By DPA
Baghdad : Iraqi Prime Minister Nuri al-Maliki said Thursday the next few days would see crackdowns against criminals in areas under their control, and urged the political group of Shia cleric Moqtada al-Sadr to rid itself of outlaws.
More violent attacks were, meanwhile, reported across Iraq.
Al-Maliki launched an offensive codenamed Charge of the Knights against fighters of al-Sadr’s Mahdi Army militia March 25 in the southern city of Basra.
Speaking at a news conference, al-Maliki said there were areas in Baghdad that needed a Charge of the Knights to clear them of criminal gangs.
“Outlaws should return to their senses and leave people in Sadr City, Shula and Kazimiyah to live in freedom,” al-Maliki was quoted as saying by the Voices of Iraq (VOI) news agency.
Sadr City, Shula and Kazimiyah – all Mahdi Army strongholds in Baghdad – have seen deadly clashes between government troops and al-Sadr’s loyalists in the wake of the launch of the Basra crackdown.
“There will be battles in the next days in areas that have fallen hostage to those gangs,” the premier vowed.
Speaking at another press conference Thursday, al-Maliki said the Basra offensive did not target any political group but criminals committing thefts and smuggling.
He urged al-Sadr, who called his fighters off the streets Sunday, to clear his militia of outlaws.
Meanwhile, violence continued to flare in Basra, where US air strikes destroyed a house in the Kobla district Thursday.

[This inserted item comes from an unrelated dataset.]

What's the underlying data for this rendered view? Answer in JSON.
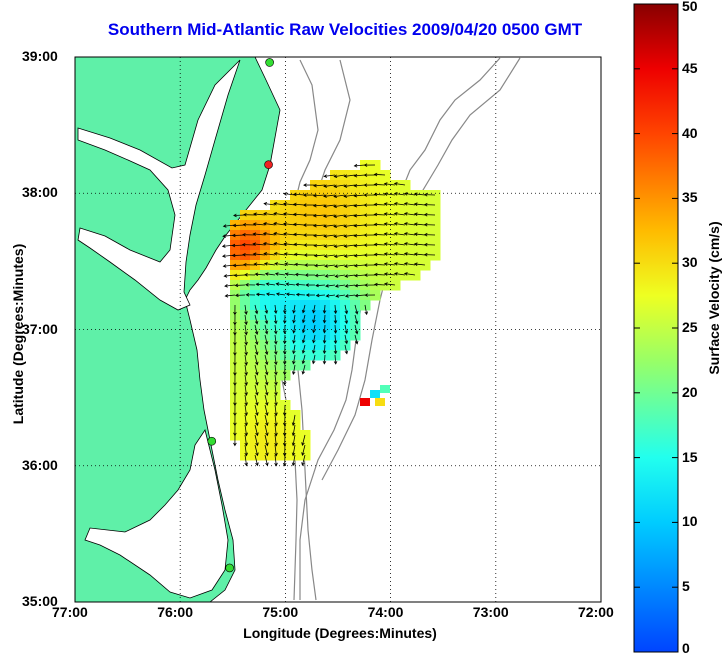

According to earlier reports the attack killed four civilians.
Earlier reports said night guards by mistake opened fire on a US patrol early Thursday in Jamiyah, a district in the city centre.

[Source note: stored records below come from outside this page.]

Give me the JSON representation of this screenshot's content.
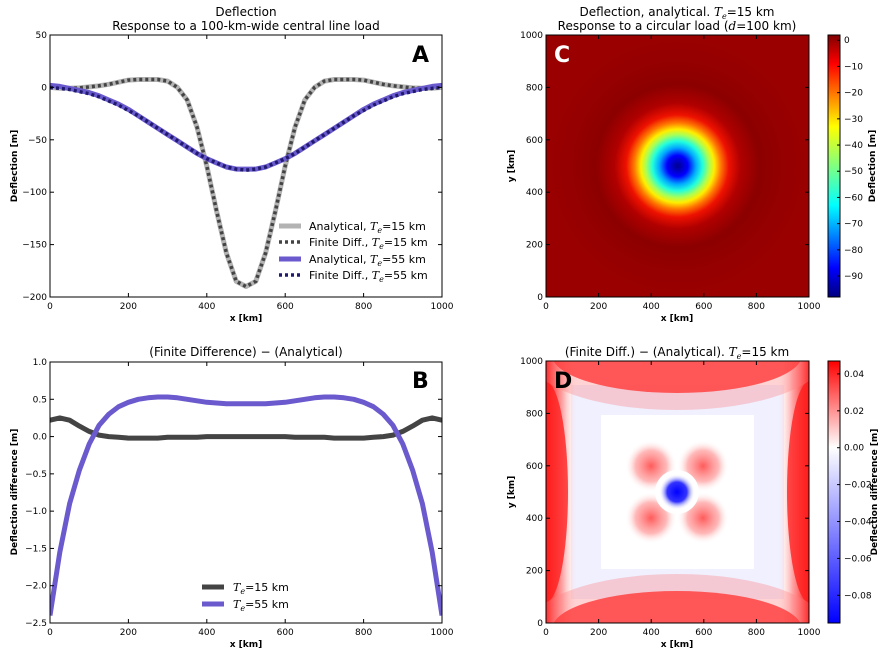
{
  "chart_data": [
    {
      "id": "A",
      "type": "line",
      "panel_letter": "A",
      "title": "Deflection",
      "subtitle": "Response to a 100-km-wide central line load",
      "xlabel": "x [km]",
      "ylabel": "Deflection [m]",
      "xlim": [
        0,
        1000
      ],
      "ylim": [
        -200,
        50
      ],
      "xticks": [
        "0",
        "200",
        "400",
        "600",
        "800",
        "1000"
      ],
      "yticks": [
        "50",
        "0",
        "−50",
        "−100",
        "−150",
        "−200"
      ],
      "legend_position": "lower-right",
      "grid": false,
      "x": [
        0,
        25,
        50,
        75,
        100,
        125,
        150,
        175,
        200,
        225,
        250,
        275,
        300,
        325,
        350,
        375,
        400,
        425,
        450,
        475,
        500,
        525,
        550,
        575,
        600,
        625,
        650,
        675,
        700,
        725,
        750,
        775,
        800,
        825,
        850,
        875,
        900,
        925,
        950,
        975,
        1000
      ],
      "series": [
        {
          "name": "Analytical, Te=15 km",
          "legend_main": "Analytical, ",
          "legend_te": "=15 km",
          "style": "solid",
          "color": "#b3b3b3",
          "values": [
            0,
            -0.8,
            -0.8,
            -0.5,
            0.5,
            1.5,
            3,
            5,
            7,
            7.5,
            7.5,
            7.5,
            6,
            0,
            -12,
            -38,
            -75,
            -118,
            -158,
            -185,
            -190,
            -185,
            -158,
            -118,
            -75,
            -38,
            -12,
            0,
            6,
            7.5,
            7.5,
            7.5,
            7,
            5,
            3,
            1.5,
            0.5,
            -0.5,
            -0.8,
            -0.8,
            0
          ]
        },
        {
          "name": "Finite Diff., Te=15 km",
          "legend_main": "Finite Diff., ",
          "legend_te": "=15 km",
          "style": "dotted",
          "color": "#444444",
          "values": [
            0,
            -0.8,
            -0.8,
            -0.5,
            0.5,
            1.5,
            3,
            5,
            7,
            7.5,
            7.5,
            7.5,
            6,
            0,
            -12,
            -38,
            -75,
            -118,
            -158,
            -185,
            -190,
            -185,
            -158,
            -118,
            -75,
            -38,
            -12,
            0,
            6,
            7.5,
            7.5,
            7.5,
            7,
            5,
            3,
            1.5,
            0.5,
            -0.5,
            -0.8,
            -0.8,
            0
          ]
        },
        {
          "name": "Analytical, Te=55 km",
          "legend_main": "Analytical, ",
          "legend_te": "=55 km",
          "style": "solid",
          "color": "#6a5acd",
          "values": [
            2,
            1,
            -1,
            -3,
            -5,
            -8,
            -12,
            -16,
            -21,
            -27,
            -33,
            -39,
            -45,
            -51,
            -57,
            -63,
            -68,
            -72,
            -76,
            -78,
            -78,
            -78,
            -76,
            -72,
            -68,
            -63,
            -57,
            -51,
            -45,
            -39,
            -33,
            -27,
            -21,
            -16,
            -12,
            -8,
            -5,
            -3,
            -1,
            1,
            2
          ]
        },
        {
          "name": "Finite Diff., Te=55 km",
          "legend_main": "Finite Diff., ",
          "legend_te": "=55 km",
          "style": "dotted",
          "color": "#1f1a6e",
          "values": [
            0,
            -1,
            -2,
            -4,
            -6,
            -9,
            -13,
            -17,
            -22,
            -27,
            -33,
            -39,
            -45,
            -51,
            -57,
            -63,
            -68,
            -72,
            -76,
            -78,
            -79,
            -78,
            -76,
            -72,
            -68,
            -63,
            -57,
            -51,
            -45,
            -39,
            -33,
            -27,
            -22,
            -17,
            -13,
            -9,
            -6,
            -4,
            -2,
            -1,
            0
          ]
        }
      ]
    },
    {
      "id": "B",
      "type": "line",
      "panel_letter": "B",
      "title": "(Finite Difference) − (Analytical)",
      "xlabel": "x [km]",
      "ylabel": "Deflection difference [m]",
      "xlim": [
        0,
        1000
      ],
      "ylim": [
        -2.5,
        1.0
      ],
      "xticks": [
        "0",
        "200",
        "400",
        "600",
        "800",
        "1000"
      ],
      "yticks": [
        "1.0",
        "0.5",
        "0.0",
        "−0.5",
        "−1.0",
        "−1.5",
        "−2.0",
        "−2.5"
      ],
      "legend_position": "lower-center",
      "grid": false,
      "x": [
        0,
        25,
        50,
        75,
        100,
        125,
        150,
        175,
        200,
        225,
        250,
        275,
        300,
        325,
        350,
        375,
        400,
        425,
        450,
        475,
        500,
        525,
        550,
        575,
        600,
        625,
        650,
        675,
        700,
        725,
        750,
        775,
        800,
        825,
        850,
        875,
        900,
        925,
        950,
        975,
        1000
      ],
      "series": [
        {
          "name": "Te=15 km",
          "legend_te": "=15 km",
          "color": "#444444",
          "values": [
            0.22,
            0.25,
            0.22,
            0.14,
            0.07,
            0.02,
            0.0,
            -0.01,
            -0.02,
            -0.02,
            -0.02,
            -0.02,
            -0.01,
            -0.01,
            -0.01,
            -0.01,
            0.0,
            0.0,
            0.0,
            0.0,
            0.0,
            0.0,
            0.0,
            0.0,
            0.0,
            -0.01,
            -0.01,
            -0.01,
            -0.01,
            -0.02,
            -0.02,
            -0.02,
            -0.02,
            -0.01,
            0.0,
            0.02,
            0.07,
            0.14,
            0.22,
            0.25,
            0.22
          ]
        },
        {
          "name": "Te=55 km",
          "legend_te": "=55 km",
          "color": "#6a5acd",
          "values": [
            -2.4,
            -1.55,
            -0.9,
            -0.45,
            -0.1,
            0.15,
            0.3,
            0.4,
            0.46,
            0.5,
            0.52,
            0.53,
            0.53,
            0.52,
            0.5,
            0.48,
            0.46,
            0.45,
            0.44,
            0.44,
            0.44,
            0.44,
            0.44,
            0.45,
            0.46,
            0.48,
            0.5,
            0.52,
            0.53,
            0.53,
            0.52,
            0.5,
            0.46,
            0.4,
            0.3,
            0.15,
            -0.1,
            -0.45,
            -0.9,
            -1.55,
            -2.4
          ]
        }
      ]
    },
    {
      "id": "C",
      "type": "heatmap",
      "panel_letter": "C",
      "title": "Deflection, analytical. ",
      "title_te": "=15 km",
      "subtitle": "Response to a circular load (",
      "subtitle_d": "=100 km)",
      "xlabel": "x [km]",
      "ylabel": "y [km]",
      "xlim": [
        0,
        1000
      ],
      "ylim": [
        0,
        1000
      ],
      "xticks": [
        "0",
        "200",
        "400",
        "600",
        "800",
        "1000"
      ],
      "yticks": [
        "0",
        "200",
        "400",
        "600",
        "800",
        "1000"
      ],
      "colorbar_label": "Deflection [m]",
      "colorbar_ticks": [
        "0",
        "−10",
        "−20",
        "−30",
        "−40",
        "−50",
        "−60",
        "−70",
        "−80",
        "−90"
      ],
      "colorbar_range": [
        -98,
        2
      ],
      "colormap": "jet",
      "center": [
        500,
        500
      ],
      "min_value": -98,
      "background_value": 0
    },
    {
      "id": "D",
      "type": "heatmap",
      "panel_letter": "D",
      "title": "(Finite Diff.) − (Analytical). ",
      "title_te": "=15 km",
      "xlabel": "x [km]",
      "ylabel": "y [km]",
      "xlim": [
        0,
        1000
      ],
      "ylim": [
        0,
        1000
      ],
      "xticks": [
        "0",
        "200",
        "400",
        "600",
        "800",
        "1000"
      ],
      "yticks": [
        "0",
        "200",
        "400",
        "600",
        "800",
        "1000"
      ],
      "colorbar_label": "Deflection difference [m]",
      "colorbar_ticks": [
        "0.04",
        "0.02",
        "0.00",
        "−0.02",
        "−0.04",
        "−0.06",
        "−0.08"
      ],
      "colorbar_range": [
        -0.095,
        0.047
      ],
      "colormap": "bwr",
      "center": [
        500,
        500
      ]
    }
  ]
}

Later, a US gunship shelled the scene of the shooting, killing five policemen and injuring 11, including two women in their homes, the officials, speaking on condition of anonymity, said.
Separately, seven people were killed and 12 injured in a suicide bombing in the northern city of Mosul last night, VOI reported.
A suicide bomber blew up a car near a checkpoint in west Mosul, General Khaled Abdel-Sattar, an army spokesman in Nineveh province, told VOI.
A woman and a child were among the dead, five children and three soldiers among the wounded.
In Baghdad, Iraqi police told VOI that a civilian was killed and another seven were wounded when a car bomb was remotely detonated in Harethiya district.